Search code examples
arraysrstringtrimdata-manipulation

Trim strings in the column with same pattern


I have a column populated with string with same pattern *.stage1. I want to grab every string, copy every string to another column as a bullet point; trim out ".stage1" and populate the first column with the every character before ".stage1".

This will save a lot of time, can you suggest a package that can help me create this script?

Thanks, Mago


Solution

  • Copying the column should not be an issue. You can make the altered version with sub.

    ## Some sample data
    df = data.frame(x = paste0("A", 1:9, ".stage1"))
    > df
              x
    1 A1.stage1
    2 A2.stage1
    3 A3.stage1
    4 A4.stage1
    5 A5.stage1
    6 A6.stage1
    7 A7.stage1
    8 A8.stage1
    9 A9.stage1
    
    df$x2 = df$x
    df$x = sub("(.*)\\.stage1", "\\1", df$x)
    df
       x        x2
    1 A1 A1.stage1
    2 A2 A2.stage1
    3 A3 A3.stage1
    4 A4 A4.stage1
    5 A5 A5.stage1
    6 A6 A6.stage1
    7 A7 A7.stage1
    8 A8 A8.stage1
    9 A9 A9.stage1
    

    Some extra detail on the sub statement.
    sub will replace everything matching the first expression with the second one. What are those expressions?

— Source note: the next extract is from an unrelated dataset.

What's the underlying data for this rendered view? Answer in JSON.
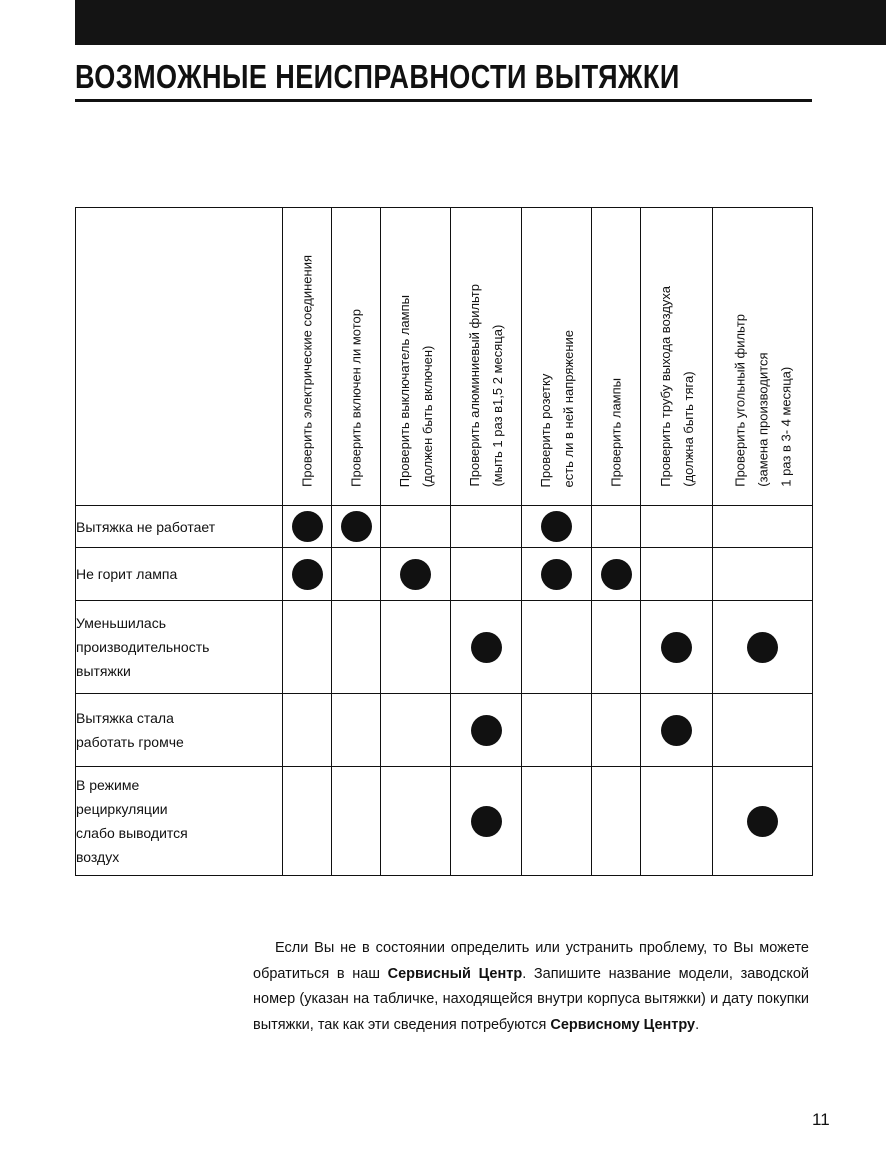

    First expression: "(.*)\\.stage1"
    . matches any character.
    .* matches any number of characters.
    Because .* is in parentheses, whatever it matches will be stored in a variable called \1.
    So "(.*)\\.stage1" will match the string ".stage1" and everything before it storing the characters before .stage1 in \1.

    Second expression: "\\1"
    We want to replace this with just the characters before, so the replacement string is "\\1".